I'm training this simple network with a few points, but it can't train. The model looks okay, but when training it raises a ValueError about the dimension of the training data sets. Could someone help?
The code:
import numpy as np
from keras.models import Sequential
from keras.layers import Dense, LocallyConnected1D
# Generate random training data
X_train = np.random.rand(1000, 100, 1)
y_train = np.random.randint(0, 10, size=(1000, 1))
# Generate random testing data
X_test = np.random.rand(100, 100, 1)
y_test = np.random.randint(0, 10, size=(100, 1))
# Create a sequential model
model = Sequential()
# Add a LocallyConnected1D layer with 32 filters, a kernel size of 3, and a ReLU activation function
model.add(LocallyConnected1D(32, 3, activation='relu', input_shape=(100, 1)))
# Add a dense layer with 10 units and a softmax activation function
model.add(Dense(10, activation='softmax'))
# Compile the model with categorical cross-entropy loss and Adam optimizer
model.compile(loss='categorical_crossentropy', optimizer='adam', metrics=['accuracy'])
# Train the model on the training data
model.fit(X_train, y_train, epochs=10, batch_size=32, validation_data=(X_test, y_test))
# Evaluate the model on the testing data
test_loss, test_acc = model.evaluate(X_test, y_test)
print('Test loss:', test_loss)
print('Test accuracy:', test_acc)
and the ValueError raised is:
ValueError: in user code:
File "C:\ProgramData\Anaconda3\envs\tf\lib\site-packages\keras\engine\training.py", line 1160, in train_function *
return step_function(self, iterator)
File "C:\ProgramData\Anaconda3\envs\tf\lib\site-packages\keras\engine\training.py", line 1146, in step_function **
outputs = model.distribute_strategy.run(run_step, args=(data,))
File "C:\ProgramData\Anaconda3\envs\tf\lib\site-packages\keras\engine\training.py", line 1135, in run_step **
outputs = model.train_step(data)
File "C:\ProgramData\Anaconda3\envs\tf\lib\site-packages\keras\engine\training.py", line 994, in train_step
loss = self.compute_loss(x, y, y_pred, sample_weight)
File "C:\ProgramData\Anaconda3\envs\tf\lib\site-packages\keras\engine\training.py", line 1052, in compute_loss
return self.compiled_loss(
File "C:\ProgramData\Anaconda3\envs\tf\lib\site-packages\keras\engine\compile_utils.py", line 265, in __call__
loss_value = loss_obj(y_t, y_p, sample_weight=sw)
File "C:\ProgramData\Anaconda3\envs\tf\lib\site-packages\keras\losses.py", line 152, in __call__
losses = call_fn(y_true, y_pred)
File "C:\ProgramData\Anaconda3\envs\tf\lib\site-packages\keras\losses.py", line 272, in call **
return ag_fn(y_true, y_pred, **self._fn_kwargs)

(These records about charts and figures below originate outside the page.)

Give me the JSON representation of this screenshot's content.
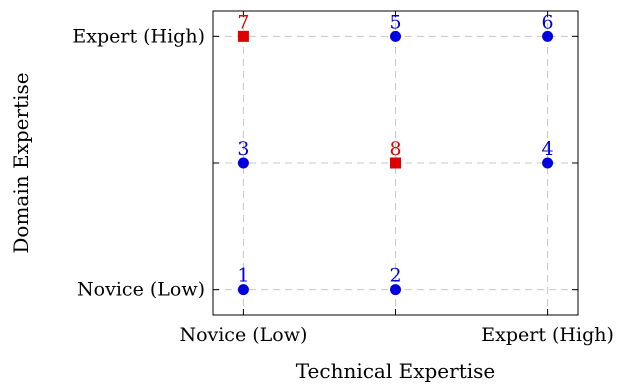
{
  "chart_data": {
    "type": "scatter",
    "title": "",
    "xlabel": "Technical Expertise",
    "ylabel": "Domain Expertise",
    "xlim": [
      0.8,
      3.2
    ],
    "ylim": [
      0.8,
      3.2
    ],
    "x_ticks": [
      {
        "value": 1,
        "label": "Novice (Low)"
      },
      {
        "value": 2,
        "label": ""
      },
      {
        "value": 3,
        "label": "Expert (High)"
      }
    ],
    "y_ticks": [
      {
        "value": 1,
        "label": "Novice (Low)"
      },
      {
        "value": 2,
        "label": ""
      },
      {
        "value": 3,
        "label": "Expert (High)"
      }
    ],
    "grid": true,
    "series": [
      {
        "marker": "circle",
        "color": "#0000dd",
        "points": [
          {
            "label": "1",
            "x": 1,
            "y": 1
          },
          {
            "label": "2",
            "x": 2,
            "y": 1
          },
          {
            "label": "3",
            "x": 1,
            "y": 2
          },
          {
            "label": "4",
            "x": 3,
            "y": 2
          },
          {
            "label": "5",
            "x": 2,
            "y": 3
          },
          {
            "label": "6",
            "x": 3,
            "y": 3
          }
        ]
      },
      {
        "marker": "square",
        "color": "#dd0000",
        "points": [
          {
            "label": "7",
            "x": 1,
            "y": 3
          },
          {
            "label": "8",
            "x": 2,
            "y": 2
          }
        ]
      }
    ]
  }
}
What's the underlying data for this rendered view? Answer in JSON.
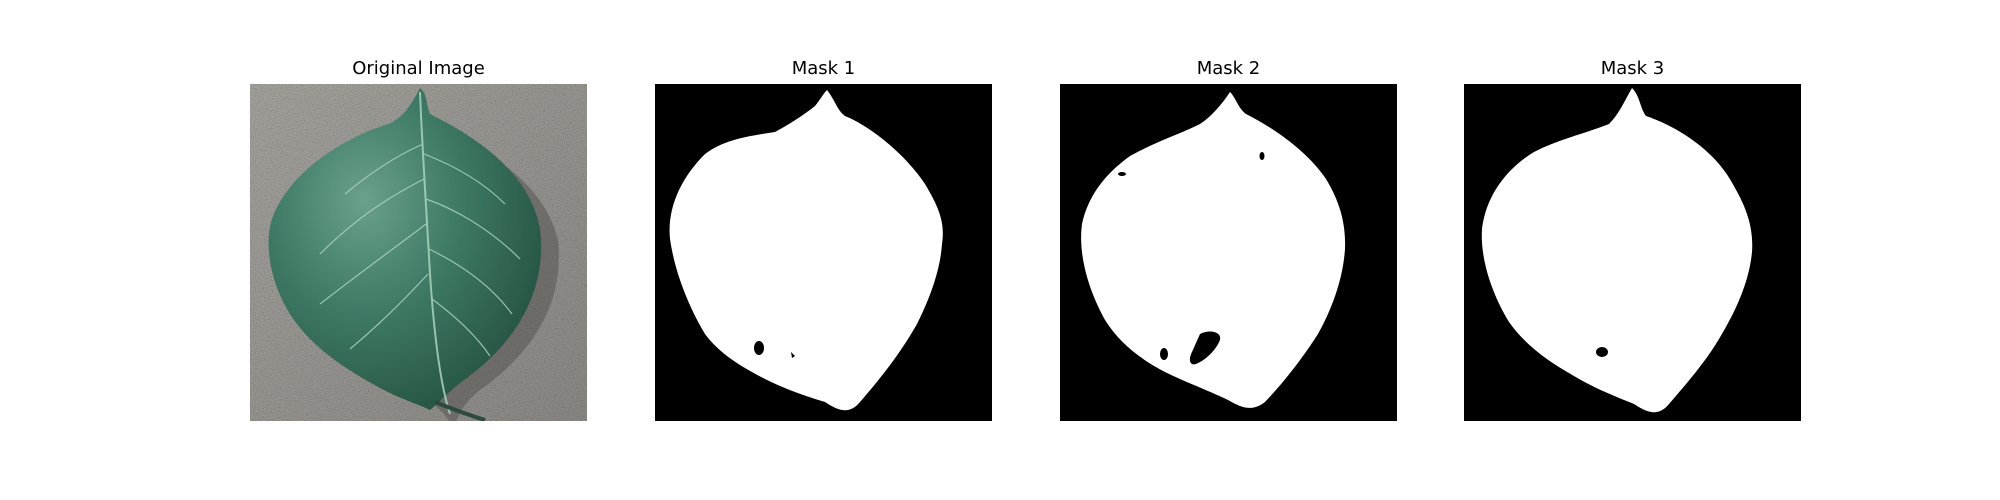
{
  "panels": [
    {
      "title": "Original Image",
      "kind": "photo"
    },
    {
      "title": "Mask 1",
      "kind": "mask"
    },
    {
      "title": "Mask 2",
      "kind": "mask"
    },
    {
      "title": "Mask 3",
      "kind": "mask"
    }
  ],
  "colors": {
    "background": "#ffffff",
    "mask_background": "#000000",
    "mask_foreground": "#ffffff",
    "concrete": "#a4a39d",
    "leaf": "#356f5a",
    "leaf_highlight": "#6aa08c",
    "vein": "#a9d3bf"
  }
}
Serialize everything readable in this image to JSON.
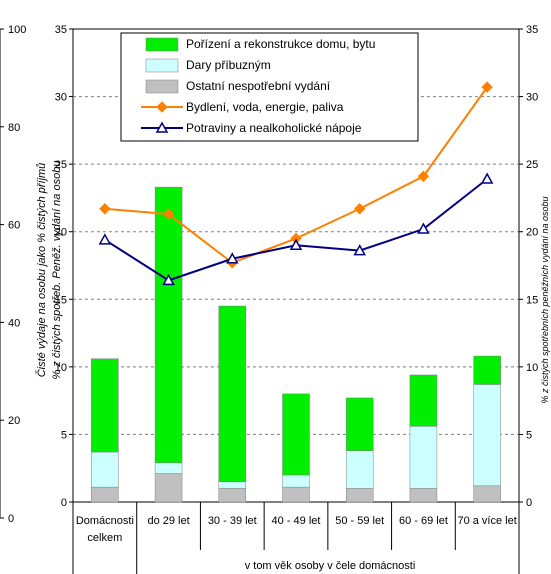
{
  "chart_data": {
    "type": "bar",
    "categories": [
      [
        "Domácnosti",
        "celkem"
      ],
      [
        "do 29 let"
      ],
      [
        "30 - 39 let"
      ],
      [
        "40 - 49 let"
      ],
      [
        "50 - 59 let"
      ],
      [
        "60 - 69 let"
      ],
      [
        "70 a více let"
      ]
    ],
    "xlabel": "v tom věk osoby v čele domácnosti",
    "ylabel_outer": "Čisté výdaje na osobu jako % čistých příjmů",
    "ylabel_inner": "% z čistých spotřeb. Peněž. vydání na osobu",
    "ylabel_right": "% z čistých spotřebních peněžních vydání na osobu",
    "ylim": [
      0,
      35
    ],
    "yticks": [
      0,
      5,
      10,
      15,
      20,
      25,
      30,
      35
    ],
    "outer_ylim": [
      0,
      100
    ],
    "outer_yticks": [
      0,
      20,
      40,
      60,
      80,
      100
    ],
    "series": [
      {
        "name": "Pořízení a rekonstrukce domu, bytu",
        "kind": "stacked-bar",
        "color": "#00ee00",
        "values": [
          6.9,
          20.4,
          13.0,
          6.0,
          3.9,
          3.8,
          2.1
        ]
      },
      {
        "name": "Dary příbuzným",
        "kind": "stacked-bar",
        "color": "#ccffff",
        "values": [
          2.6,
          0.8,
          0.5,
          0.9,
          2.8,
          4.6,
          7.5
        ]
      },
      {
        "name": "Ostatní nespotřební vydání",
        "kind": "stacked-bar",
        "color": "#c0c0c0",
        "values": [
          1.1,
          2.1,
          1.0,
          1.1,
          1.0,
          1.0,
          1.2
        ]
      },
      {
        "name": "Bydlení, voda, energie, paliva",
        "kind": "line",
        "marker": "diamond",
        "color": "#ff8000",
        "values": [
          21.7,
          21.3,
          17.7,
          19.5,
          21.7,
          24.1,
          30.7
        ]
      },
      {
        "name": "Potraviny a nealkoholické nápoje",
        "kind": "line",
        "marker": "triangle",
        "color": "#000080",
        "values": [
          19.4,
          16.4,
          18.0,
          19.0,
          18.6,
          20.2,
          23.9
        ]
      }
    ],
    "legend_position": "top-center",
    "grid": true
  }
}
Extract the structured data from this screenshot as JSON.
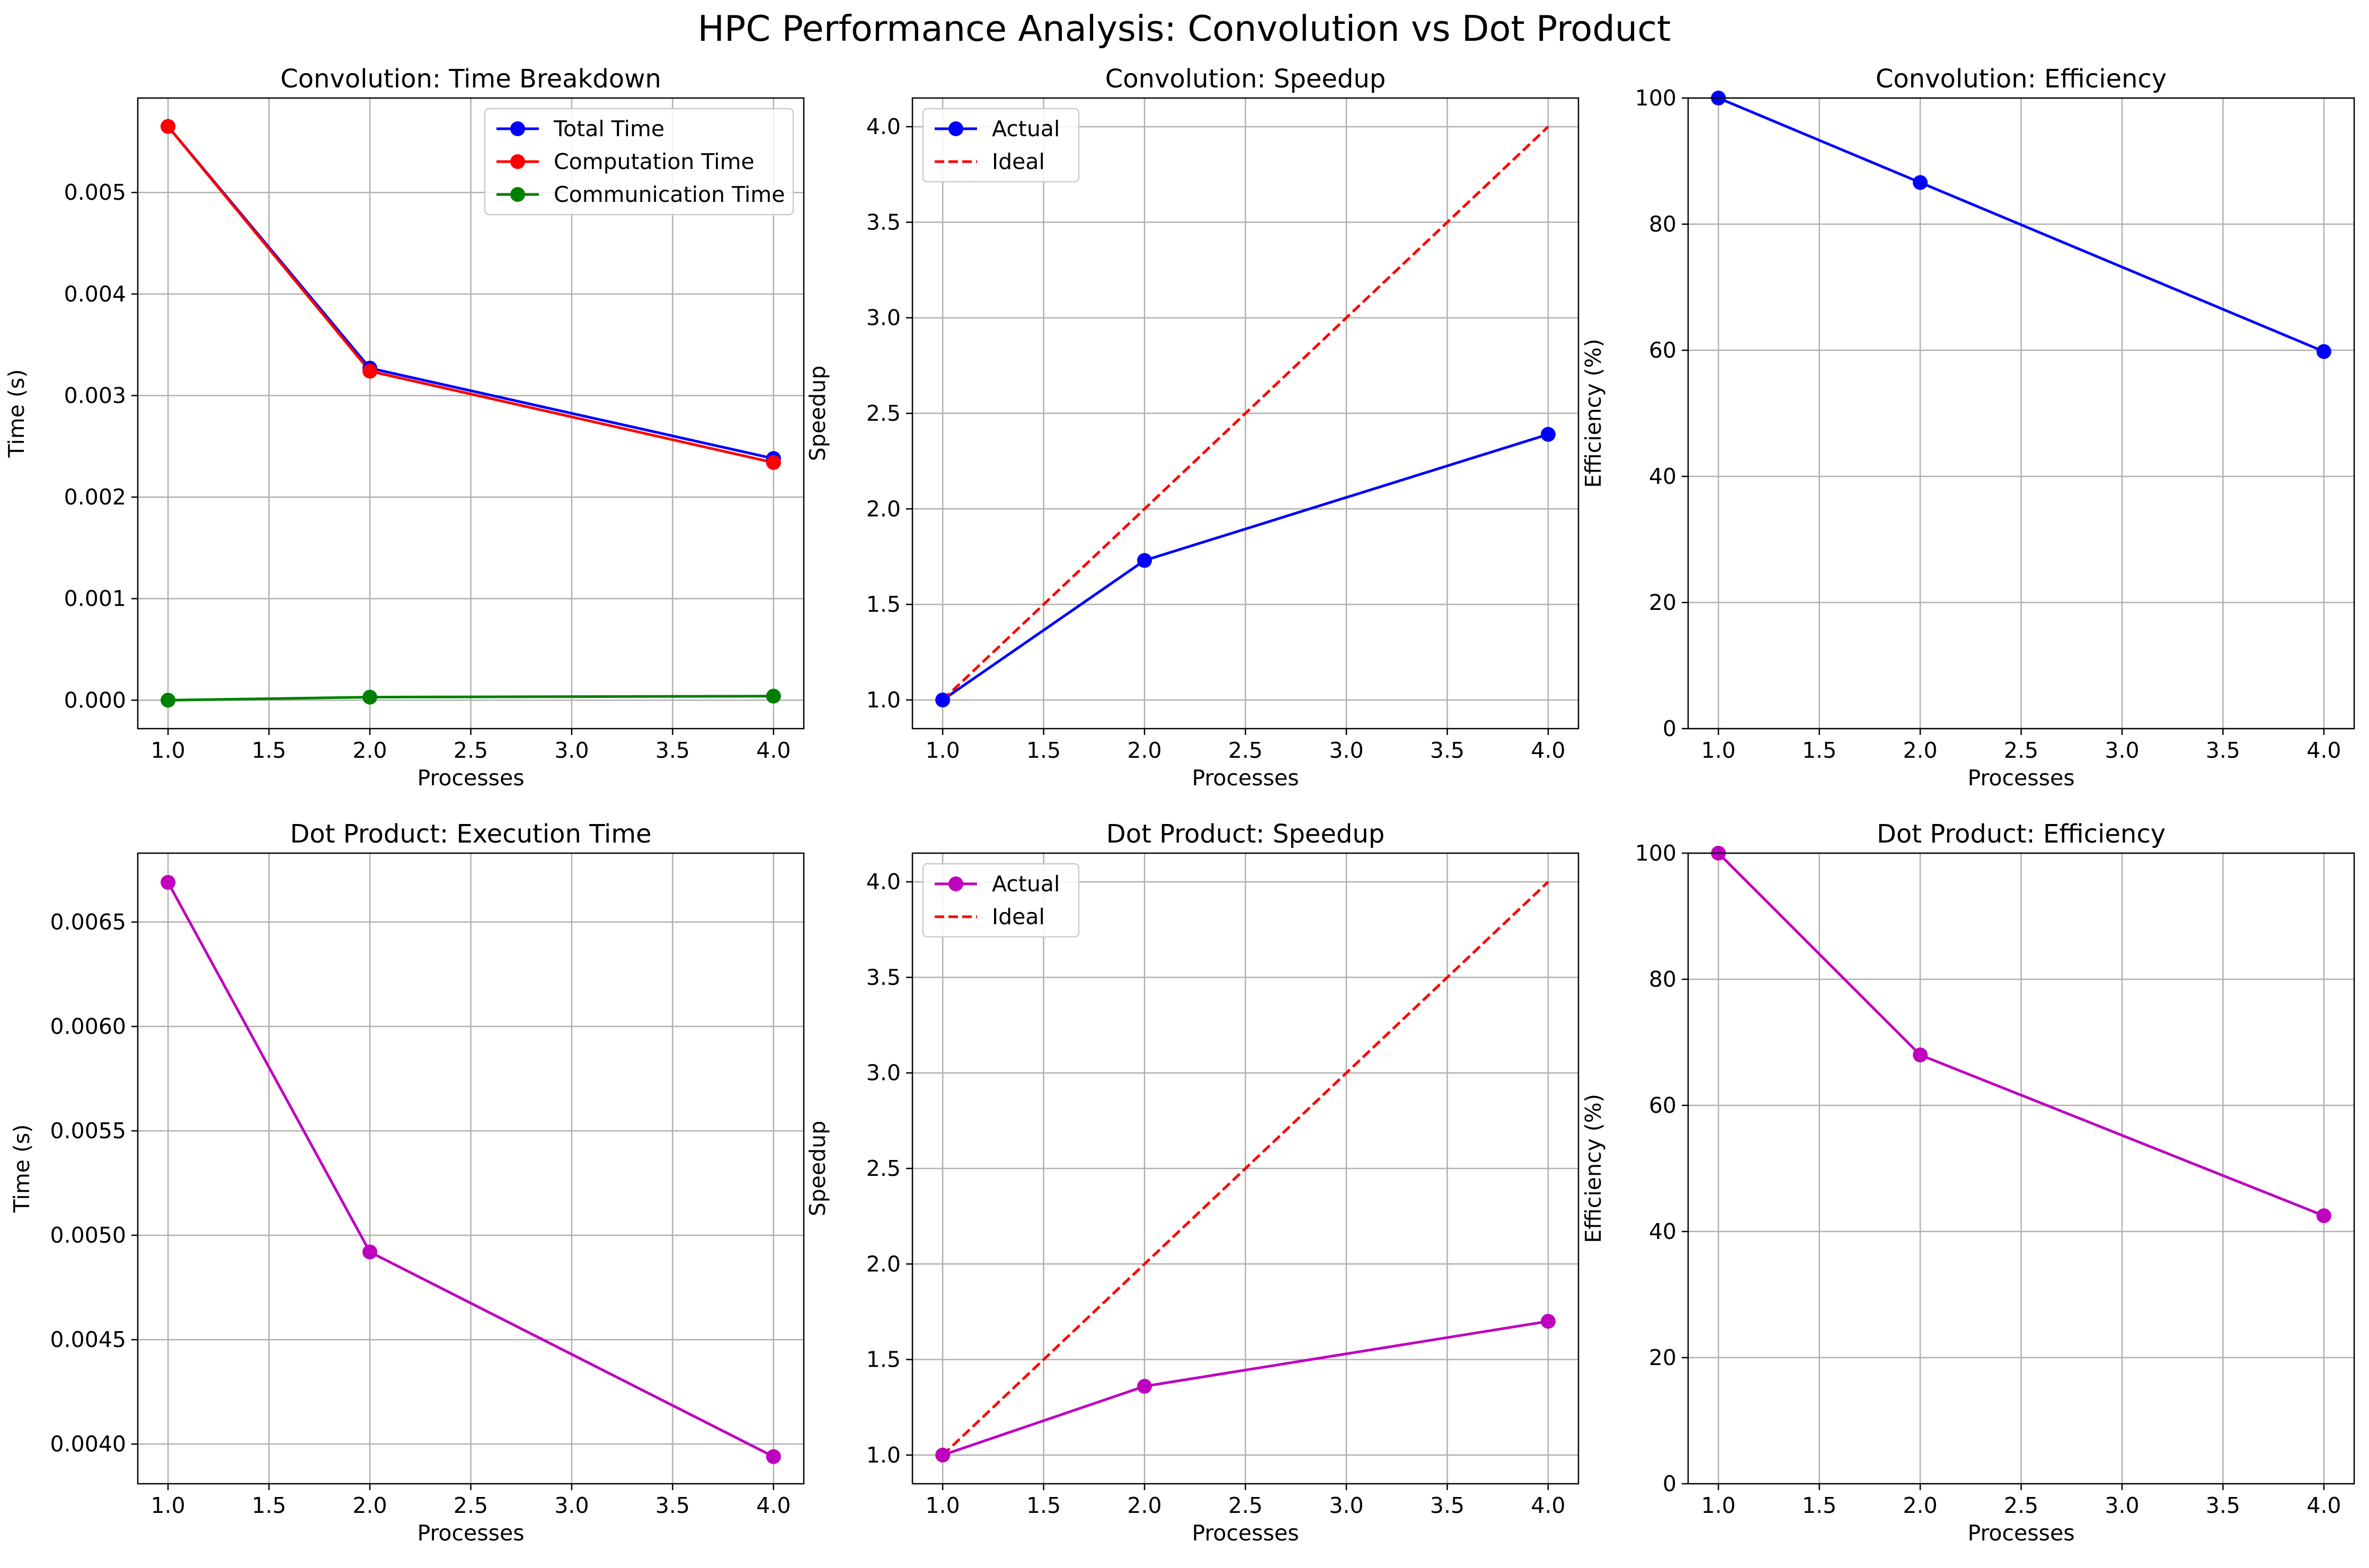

File "C:\ProgramData\Anaconda3\envs\tf\lib\site-packages\keras\losses.py", line 1990, in categorical_crossentropy
return backend.categorical_crossentropy(
File "C:\ProgramData\Anaconda3\envs\tf\lib\site-packages\keras\backend.py", line 5529, in categorical_crossentropy
target.shape.assert_is_compatible_with(output.shape)
ValueError: Shapes (None, 1) and (None, 98, 10) are incompatible
Use sparse_categorical_crossentropy
as your loss function and add for example a Flatten
layer before adding your output layer. Here is a working example:
import numpy as np
from keras.models import Sequential
from keras.layers import Dense, LocallyConnected1D, Flatten
# Generate random training data
X_train = np.random.rand(1000, 100, 1)
y_train = np.random.randint(0, 10, size=(1000, 1))
# Generate random testing data
X_test = np.random.rand(100, 100, 1)
y_test = np.random.randint(0, 10, size=(100, 1))
# Create a sequential model
model = Sequential()
# Add a LocallyConnected1D layer with 32 filters, a kernel size of 3, and a ReLU activation function
model.add(LocallyConnected1D(32, 3, activation='relu', input_shape=(100, 1)))
# Add a dense layer with 10 units and a softmax activation function
model.add(Flatten())
model.add(Dense(10, activation='softmax'))
# Compile the model with categorical cross-entropy loss and Adam optimizer
model.compile(loss='sparse_categorical_crossentropy', optimizer='adam', metrics=['accuracy'])
# Train the model on the training data
model.fit(X_train, y_train, epochs=10, batch_size=32, validation_data=(X_test, y_test))
# Evaluate the model on the testing data
test_loss, test_acc = model.evaluate(X_test, y_test)
print('Test loss:', test_loss)
print('Test accuracy:', test_acc)
If you want to use categorical_crossentropy
, your labels have to be one-hot encoded. See this for more information. Also note that the LocallyConnected1D
layer has a 3D output, not 2D. See also this.